HNSW topology is exposed as virtual RDF triples (loka:hnswNeighbor). Remaining: make property path evaluation produce correct ANN results by letting greedy descent + beam search emerge from the graph structure.

Predicate-Based Exit Conditions (UNTIL) Design Phase

Standard SPARQL property paths can't express "traverse and stop when a condition is met." The UNTIL extension adds per-step predicate evaluation during traversal with backtracking support and ordered traversal semantics.

Background Maintenance Cycle In Progress

During low-usage periods, rebuild HNSW indexes and rediscover pseudo-tables in the background. Old indexes stay live until the new ones are ready, then atomic swap.

SDK Publishing

Java SDK → Maven Central Priority

The semantic web ecosystem runs on Java. The SDK code is complete; publishing to Maven Central requires GPG signing configuration, Sonatype account setup, and pom.xml updates for distribution management. This is the highest-priority SDK to publish.

Other SDKs Planned

Python (PyPI), TypeScript (npm), Rust (crates.io), Go (pkg.go.dev), and .NET (NuGet). All SDK code is complete and tested. Publishing requires registry account setup for each platform. See SDK Accounts Setup.

What's Done

Triple Storage Engine Complete

SPO/POS/OSP indexes over interned u64 IDs. sled LSM-tree persistence with crash recovery. RDF-star quoted triple support. Bulk insert at 20K triples/sec.

HNSW Vector Index Complete

Per-predicate HNSW indexes with cosine, Euclidean, and dot product distance metrics. SIMD acceleration (AVX2/SSE). Tombstone-based deletion. Multiple entry points for search quality.

SPARQL+ Query Engine Complete

Full SPARQL 1.1 parser, cost-based query planner, and iterator-based executor. Extensions: VECTOR_SIMILAR, VECTOR_SCORE, metric-specific search operators. Property paths, subqueries, aggregates, all working.

HTTP Server & Protocol Complete

SPARQL endpoint, Graph Store Protocol, REST API for triples and vectors. Content negotiation (JSON, XML, CSV, TSV, Turtle). Optional passcode auth, rate limiting, query timeouts, periodic backups.

Pseudo-Tables & Vectorized Execution Complete

Automatic discovery of columnar indexes from graph structure. SIMD-accelerated column scans, zonemap pruning, segment-level storage. Deep subgraph pattern mining with fan-in detection.

6 Client SDKs Complete

Python, TypeScript, Go, Rust, Java, .NET. All with client-side OWL validation, typed error handling, and vector search support. Code complete, awaiting registry publishing.

Loka Studio (Flutter GUI) Complete

Desktop and web client. Graph visualization, SPARQL editor, HNSW health dashboard, triple editor, OWL ontology viewer, backup management. 90% feature complete.

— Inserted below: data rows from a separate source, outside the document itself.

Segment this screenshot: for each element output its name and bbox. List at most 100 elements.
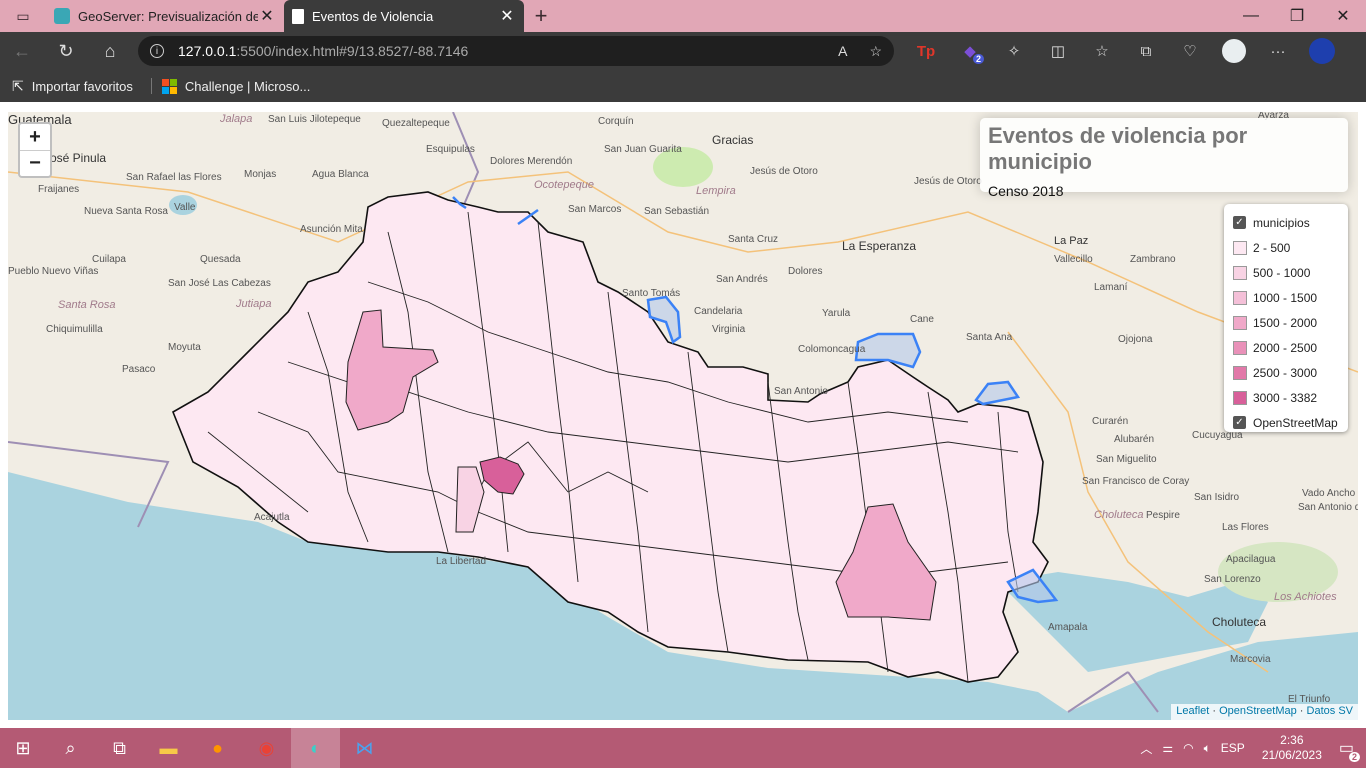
place-label: Colomoncagua bbox=[798, 344, 866, 355]
place-label: Esquipulas bbox=[426, 144, 475, 155]
edge-icon[interactable]: ◐ bbox=[291, 728, 340, 768]
place-label: Monjas bbox=[244, 169, 276, 180]
place-label: Choluteca bbox=[1212, 615, 1266, 629]
tab-eventos[interactable]: Eventos de Violencia ✕ bbox=[284, 0, 524, 32]
address-bar[interactable]: i 127.0.0.1 :5500/index.html#9/13.8527/-… bbox=[138, 36, 894, 66]
restore-icon[interactable]: ❐ bbox=[1274, 0, 1320, 32]
file-explorer-icon[interactable]: ▬ bbox=[144, 728, 193, 768]
close-window-icon[interactable]: ✕ bbox=[1320, 0, 1366, 32]
place-label: San Isidro bbox=[1194, 492, 1239, 503]
place-label: Corquín bbox=[598, 116, 634, 127]
import-favorites-link[interactable]: ⇱ Importar favoritos bbox=[12, 78, 133, 95]
close-tab-icon[interactable]: ✕ bbox=[498, 6, 516, 26]
legend-item: 2500 - 3000 bbox=[1233, 360, 1339, 385]
language-indicator[interactable]: ESP bbox=[1221, 741, 1245, 755]
checkbox-checked-icon[interactable]: ✓ bbox=[1233, 416, 1246, 429]
volume-icon[interactable]: 🔈︎ bbox=[1204, 741, 1211, 756]
page-favicon-icon bbox=[292, 8, 304, 24]
clock[interactable]: 2:36 21/06/2023 bbox=[1262, 733, 1322, 763]
split-screen-icon[interactable]: ◫ bbox=[1036, 32, 1080, 70]
place-label: Santa Cruz bbox=[728, 234, 778, 245]
profile-avatar-icon[interactable] bbox=[1212, 32, 1256, 70]
tab-title: GeoServer: Previsualización de ca bbox=[78, 8, 258, 24]
chrome-icon[interactable]: ◉ bbox=[242, 728, 291, 768]
translate-extension-icon[interactable]: Tp bbox=[904, 32, 948, 70]
search-icon[interactable]: ⌕ bbox=[46, 728, 95, 768]
home-icon[interactable]: ⌂ bbox=[88, 32, 132, 70]
system-tray: ︿ ⚌ ◠ 🔈︎ ESP 2:36 21/06/2023 ▭ 2 bbox=[1135, 728, 1366, 768]
place-label: Alubarén bbox=[1114, 434, 1154, 445]
favorite-label: Challenge | Microso... bbox=[184, 78, 311, 94]
zoom-control: + − bbox=[18, 122, 52, 178]
wifi-icon[interactable]: ◠ bbox=[1183, 741, 1193, 755]
refresh-icon[interactable]: ↻ bbox=[44, 32, 88, 70]
place-label: Valle bbox=[174, 202, 196, 213]
back-icon[interactable]: ← bbox=[0, 32, 44, 70]
legend-label: 500 - 1000 bbox=[1253, 265, 1311, 280]
osm-link[interactable]: OpenStreetMap bbox=[1219, 705, 1297, 717]
more-menu-icon[interactable]: ··· bbox=[1256, 32, 1300, 70]
challenge-favorite-link[interactable]: Challenge | Microso... bbox=[161, 78, 311, 94]
collections-icon[interactable]: ⧉ bbox=[1124, 32, 1168, 70]
osm-layer-toggle[interactable]: ✓ OpenStreetMap bbox=[1233, 410, 1339, 435]
place-label: Quezaltepeque bbox=[382, 118, 450, 129]
municipios-layer-toggle[interactable]: ✓ municipios bbox=[1233, 210, 1339, 235]
divider bbox=[150, 78, 152, 94]
network-icon[interactable]: ⚌ bbox=[1162, 741, 1173, 755]
zoom-out-button[interactable]: − bbox=[20, 150, 50, 176]
extension-badge: 2 bbox=[972, 54, 984, 64]
legend-swatch bbox=[1233, 390, 1247, 405]
site-info-icon[interactable]: i bbox=[150, 44, 164, 58]
zoom-in-button[interactable]: + bbox=[20, 124, 50, 150]
bing-chat-icon[interactable] bbox=[1300, 32, 1344, 70]
place-label: Acajutla bbox=[254, 512, 290, 523]
checkbox-checked-icon[interactable]: ✓ bbox=[1233, 216, 1246, 229]
performance-icon[interactable]: ♡ bbox=[1168, 32, 1212, 70]
place-label: Fraijanes bbox=[38, 184, 79, 195]
place-label: La Esperanza bbox=[842, 239, 916, 253]
vscode-icon[interactable]: ⋈ bbox=[340, 728, 389, 768]
place-label: Vallecillo bbox=[1054, 254, 1093, 265]
place-label: Santa Ana bbox=[966, 332, 1013, 343]
tab-geoserver[interactable]: GeoServer: Previsualización de ca ✕ bbox=[46, 0, 284, 32]
place-label: Marcovia bbox=[1230, 654, 1271, 665]
start-windows-icon[interactable]: ⊞ bbox=[0, 728, 46, 768]
close-tab-icon[interactable]: ✕ bbox=[258, 6, 276, 26]
place-label: Candelaria bbox=[694, 306, 743, 317]
window-controls: — ❐ ✕ bbox=[1228, 0, 1366, 32]
clock-date: 21/06/2023 bbox=[1261, 748, 1322, 762]
place-label: Lempira bbox=[696, 185, 736, 197]
url-host: 127.0.0.1 bbox=[178, 43, 237, 59]
tab-title: Eventos de Violencia bbox=[312, 8, 434, 24]
place-label: Los Achiotes bbox=[1274, 591, 1337, 603]
new-tab-button[interactable]: + bbox=[524, 3, 558, 29]
place-label: Dolores bbox=[788, 266, 822, 277]
place-label: Santa Rosa bbox=[58, 299, 115, 311]
task-view-icon[interactable]: ⧉ bbox=[95, 728, 144, 768]
leaflet-link[interactable]: Leaflet bbox=[1176, 705, 1209, 717]
place-label: San Juan Guarita bbox=[604, 144, 682, 155]
legend-swatch bbox=[1233, 240, 1247, 255]
favorite-label: Importar favoritos bbox=[31, 78, 133, 94]
place-label: San José Las Cabezas bbox=[168, 278, 271, 289]
place-label: Chiquimulilla bbox=[46, 324, 103, 335]
datos-sv-link[interactable]: Datos SV bbox=[1307, 705, 1353, 717]
place-label: San Antonio de Flores bbox=[1298, 502, 1358, 513]
tab-actions-icon[interactable]: ▭ bbox=[0, 0, 46, 32]
place-label: Jutiapa bbox=[235, 298, 271, 310]
read-aloud-icon[interactable]: A bbox=[838, 43, 847, 59]
tray-overflow-icon[interactable]: ︿ bbox=[1140, 740, 1152, 757]
notifications-icon[interactable]: ▭ 2 bbox=[1339, 738, 1360, 762]
favorites-bar: ⇱ Importar favoritos Challenge | Microso… bbox=[0, 70, 1366, 102]
extensions-puzzle-icon[interactable]: ✧ bbox=[992, 32, 1036, 70]
microsoft-logo-icon bbox=[161, 78, 177, 94]
map-title-panel: Eventos de violencia por municipio Censo… bbox=[980, 118, 1348, 199]
legend-item: 1000 - 1500 bbox=[1233, 285, 1339, 310]
place-label: Virginia bbox=[712, 324, 746, 335]
favorites-icon[interactable]: ☆ bbox=[1080, 32, 1124, 70]
leaflet-map[interactable]: Guatemala José Pinula Fraijanes San Rafa… bbox=[8, 112, 1358, 720]
extension-icon[interactable]: ◆ 2 bbox=[948, 32, 992, 70]
firefox-icon[interactable]: ● bbox=[193, 728, 242, 768]
minimize-icon[interactable]: — bbox=[1228, 0, 1274, 32]
favorite-star-icon[interactable]: ☆ bbox=[869, 43, 882, 60]
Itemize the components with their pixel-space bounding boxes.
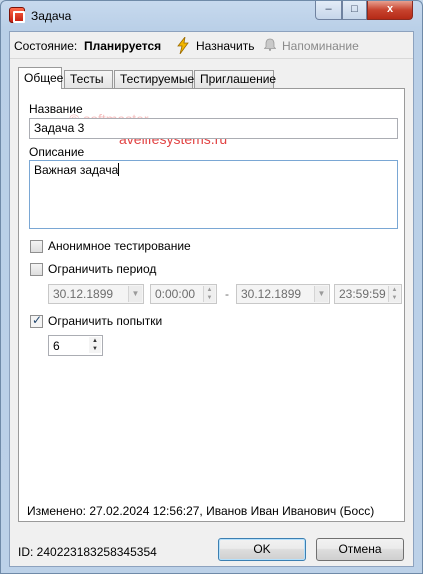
period-end-time[interactable]: 23:59:59 ▲ ▼: [334, 284, 402, 304]
assign-label: Назначить: [196, 39, 255, 53]
time-spinner[interactable]: ▲ ▼: [203, 286, 215, 302]
description-textarea[interactable]: Важная задача: [29, 160, 398, 229]
tab-invitation[interactable]: Приглашение: [194, 70, 276, 89]
close-button[interactable]: x: [367, 1, 413, 20]
attempts-value: 6: [53, 339, 60, 353]
chevron-down-icon[interactable]: ▼: [128, 286, 142, 302]
description-label: Описание: [29, 145, 85, 159]
cancel-button[interactable]: Отмена: [316, 538, 404, 561]
tab-general[interactable]: Общее: [18, 67, 63, 89]
app-icon: [9, 7, 25, 23]
period-start-date-value: 30.12.1899: [53, 287, 114, 301]
tab-testees[interactable]: Тестируемые: [114, 70, 194, 89]
tab-tests[interactable]: Тесты: [64, 70, 113, 89]
task-id: ID: 240223183258345354: [18, 545, 157, 559]
title-bar[interactable]: Задача – □ x: [1, 1, 422, 31]
task-window: Задача – □ x Состояние: Планируется Назн…: [0, 0, 423, 574]
text-caret: [118, 163, 120, 176]
period-start-time[interactable]: 0:00:00 ▲ ▼: [150, 284, 217, 304]
limit-attempts-checkbox[interactable]: [30, 313, 43, 328]
time-spinner[interactable]: ▲ ▼: [388, 286, 400, 302]
period-start-time-value: 0:00:00: [155, 287, 196, 301]
lightning-icon: [177, 37, 189, 54]
bell-icon: [264, 38, 276, 51]
attempts-spinner[interactable]: ▲ ▼: [89, 337, 101, 353]
reminder-label: Напоминание: [282, 39, 359, 53]
limit-period-checkbox[interactable]: [30, 263, 43, 276]
period-separator: -: [225, 287, 229, 301]
name-input[interactable]: Задача 3: [29, 118, 398, 139]
minimize-button[interactable]: –: [315, 1, 342, 20]
anonymous-checkbox[interactable]: [30, 240, 43, 253]
dialog-body: Состояние: Планируется Назначить Напомин…: [9, 31, 414, 567]
modified-info: Изменено: 27.02.2024 12:56:27, Иванов Ив…: [27, 504, 375, 518]
description-text: Важная задача: [34, 163, 119, 177]
chevron-down-icon[interactable]: ▼: [314, 286, 328, 302]
name-label: Название: [29, 102, 83, 116]
period-end-date[interactable]: 30.12.1899 ▼: [236, 284, 330, 304]
period-end-time-value: 23:59:59: [339, 287, 386, 301]
status-label: Состояние:: [14, 39, 78, 53]
status-value: Планируется: [84, 39, 162, 53]
ok-button[interactable]: OK: [218, 538, 306, 561]
window-title: Задача: [31, 9, 72, 23]
period-start-date[interactable]: 30.12.1899 ▼: [48, 284, 144, 304]
maximize-button[interactable]: □: [342, 1, 367, 20]
attempts-stepper[interactable]: 6 ▲ ▼: [48, 335, 103, 356]
status-toolbar: Состояние: Планируется Назначить Напомин…: [10, 32, 413, 59]
limit-period-label[interactable]: Ограничить период: [48, 262, 156, 276]
anonymous-label[interactable]: Анонимное тестирование: [48, 239, 191, 253]
period-end-date-value: 30.12.1899: [241, 287, 302, 301]
general-tab-panel: © softmaster avelifesystems.ru Название …: [18, 88, 405, 522]
limit-attempts-label[interactable]: Ограничить попытки: [48, 314, 162, 328]
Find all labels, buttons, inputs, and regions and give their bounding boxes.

CI/CD & Benchmarks Complete

6 GitHub Actions workflows. Clippy + rustfmt enforcement. 256 tests, 50+ Criterion benchmarks tracked historically. Docker image. Cross-platform install scripts.

Self-Update & Version Management Complete

loka update command, --version flag, startup version check, and HNSW rebuild endpoint. The CLI can check for new releases, self-update in place, and trigger index rebuilds after version upgrades.

MCP Server Complete

Dual-mode MCP server supporting both serverless and server configurations. Provides 8 maintenance tools for AI agents to manage Loka instances through the Model Context Protocol.

ACID Compliance Complete

Atomic transactions, startup verification, durability guarantees, and isolation. All write operations are fully transactional with crash recovery support.

Future

Query Language Wrappers Future

Cypher and GQL (ISO 39075) as translation layers over SPARQL. The database still speaks SPARQL+ internally; these wrappers let users query with familiar graph query syntax. SQL and MQL are deliberately excluded.

Premium Tier Future

RBAC, encryption at rest, TLS, audit logging, replication, clustering, multi-tenancy. These will be shaped by customer feedback. The open-source core is designed to be sufficient for most use cases.